Yilmaz lost a confidence vote in 1998, and a new government was formed by another former prime minister, Bulent Ecevit, the head of the Democratic Left Party. The 1999 elections confirmed Ecevit as prime minister, heading a three-party coalition government.

High inflation persisted into the late 1990s. Two major earthquakes hit NW Turkey in 1999, killing thousands.

Mutual earthquake aid with Greece led to an improvement of relations between the two nations.

Late in 1999, Turkey was invited to apply for membership in the European Union (EU). President Demirel was banned from seeking a second term by the constitution and Ahmet Necdet Sezer, the president of Turkey’s high court, was elected as president. In 2000 there was another financial crisis that required a $7.5 billion International Monetary Fund (IMF) loan. The Turkish lira was floated and lost 30% of its value.

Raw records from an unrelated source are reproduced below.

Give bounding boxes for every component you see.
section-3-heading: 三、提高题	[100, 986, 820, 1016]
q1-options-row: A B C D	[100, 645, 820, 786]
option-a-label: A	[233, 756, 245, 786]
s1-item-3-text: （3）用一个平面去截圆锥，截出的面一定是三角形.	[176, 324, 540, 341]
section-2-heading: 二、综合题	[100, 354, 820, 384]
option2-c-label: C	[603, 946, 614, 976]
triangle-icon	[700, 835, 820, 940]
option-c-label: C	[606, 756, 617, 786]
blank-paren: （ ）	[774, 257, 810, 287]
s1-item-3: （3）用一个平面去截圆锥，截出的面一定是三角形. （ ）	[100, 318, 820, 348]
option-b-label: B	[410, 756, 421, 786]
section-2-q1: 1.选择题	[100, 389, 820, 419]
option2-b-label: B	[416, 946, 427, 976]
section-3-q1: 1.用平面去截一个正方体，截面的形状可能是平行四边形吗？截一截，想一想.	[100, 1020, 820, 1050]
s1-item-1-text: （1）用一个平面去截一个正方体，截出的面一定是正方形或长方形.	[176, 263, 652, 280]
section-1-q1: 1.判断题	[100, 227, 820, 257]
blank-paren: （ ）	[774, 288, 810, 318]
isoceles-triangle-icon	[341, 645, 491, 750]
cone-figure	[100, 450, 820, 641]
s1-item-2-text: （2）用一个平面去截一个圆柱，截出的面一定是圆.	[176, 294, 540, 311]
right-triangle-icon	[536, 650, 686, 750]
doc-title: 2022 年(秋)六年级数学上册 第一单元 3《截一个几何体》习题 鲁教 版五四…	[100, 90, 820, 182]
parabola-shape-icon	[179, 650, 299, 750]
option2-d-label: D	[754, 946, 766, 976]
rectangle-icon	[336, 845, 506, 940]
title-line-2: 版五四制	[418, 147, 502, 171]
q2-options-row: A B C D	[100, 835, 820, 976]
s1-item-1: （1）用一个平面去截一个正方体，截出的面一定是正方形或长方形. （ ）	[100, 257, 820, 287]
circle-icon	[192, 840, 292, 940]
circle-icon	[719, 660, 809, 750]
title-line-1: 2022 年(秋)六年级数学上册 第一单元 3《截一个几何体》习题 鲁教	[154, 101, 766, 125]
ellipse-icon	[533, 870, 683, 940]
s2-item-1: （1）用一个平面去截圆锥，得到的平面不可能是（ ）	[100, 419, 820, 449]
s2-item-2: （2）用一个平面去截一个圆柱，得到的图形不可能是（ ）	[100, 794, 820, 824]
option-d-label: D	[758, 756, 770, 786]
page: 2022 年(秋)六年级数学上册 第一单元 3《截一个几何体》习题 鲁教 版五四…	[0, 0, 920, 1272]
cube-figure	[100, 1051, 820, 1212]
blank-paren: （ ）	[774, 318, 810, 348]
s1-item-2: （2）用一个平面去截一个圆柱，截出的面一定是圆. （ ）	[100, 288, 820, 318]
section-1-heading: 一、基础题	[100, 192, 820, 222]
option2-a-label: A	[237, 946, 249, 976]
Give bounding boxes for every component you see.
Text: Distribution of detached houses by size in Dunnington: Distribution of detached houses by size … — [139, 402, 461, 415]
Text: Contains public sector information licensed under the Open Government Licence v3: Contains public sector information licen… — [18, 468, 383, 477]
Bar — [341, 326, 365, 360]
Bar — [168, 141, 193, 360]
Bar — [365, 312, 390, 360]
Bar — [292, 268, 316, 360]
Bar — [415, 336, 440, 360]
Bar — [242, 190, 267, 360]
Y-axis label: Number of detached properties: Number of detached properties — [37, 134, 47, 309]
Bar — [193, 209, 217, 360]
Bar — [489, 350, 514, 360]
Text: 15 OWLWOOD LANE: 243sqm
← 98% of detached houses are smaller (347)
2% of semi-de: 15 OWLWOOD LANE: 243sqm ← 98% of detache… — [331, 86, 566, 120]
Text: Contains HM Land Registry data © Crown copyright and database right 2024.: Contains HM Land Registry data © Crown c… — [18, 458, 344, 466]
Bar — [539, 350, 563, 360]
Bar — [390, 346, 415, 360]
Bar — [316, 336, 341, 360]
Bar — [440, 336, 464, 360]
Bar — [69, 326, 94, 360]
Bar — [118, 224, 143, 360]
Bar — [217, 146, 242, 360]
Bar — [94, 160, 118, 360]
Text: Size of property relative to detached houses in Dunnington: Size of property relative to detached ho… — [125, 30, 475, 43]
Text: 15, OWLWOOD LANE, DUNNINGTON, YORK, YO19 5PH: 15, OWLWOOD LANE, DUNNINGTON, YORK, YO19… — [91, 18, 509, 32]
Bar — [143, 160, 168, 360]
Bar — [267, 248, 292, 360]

In 2001, the Virtue Party was banned by Turkey’s high court on charges of pro-Islamic and antisecular activities. Ecevit called for new elections in 2002, and the new Islamic Justice and Development Party won a land slide victory. Abdullah Gul became prime minister because party leader Recep Tayyip Erdogan was banned from running. The new parliament passed a constitutional amendment permitting Erdogan to run for office. He was elected to parliament in a 2003 byelection and then became prime minister. In 2003 Turkey refused to grant the United States permission to invade N Iraq from bases in Turkey, straining U.S.- Turkish relations. Revisions to the penal code, the final part of the package of reforms sought by the EU, were passed by the Turkish parliament in 2004. The EU continues to negotiate for Turkey’s admission in spite of anti-Turkish feeling from some of its members.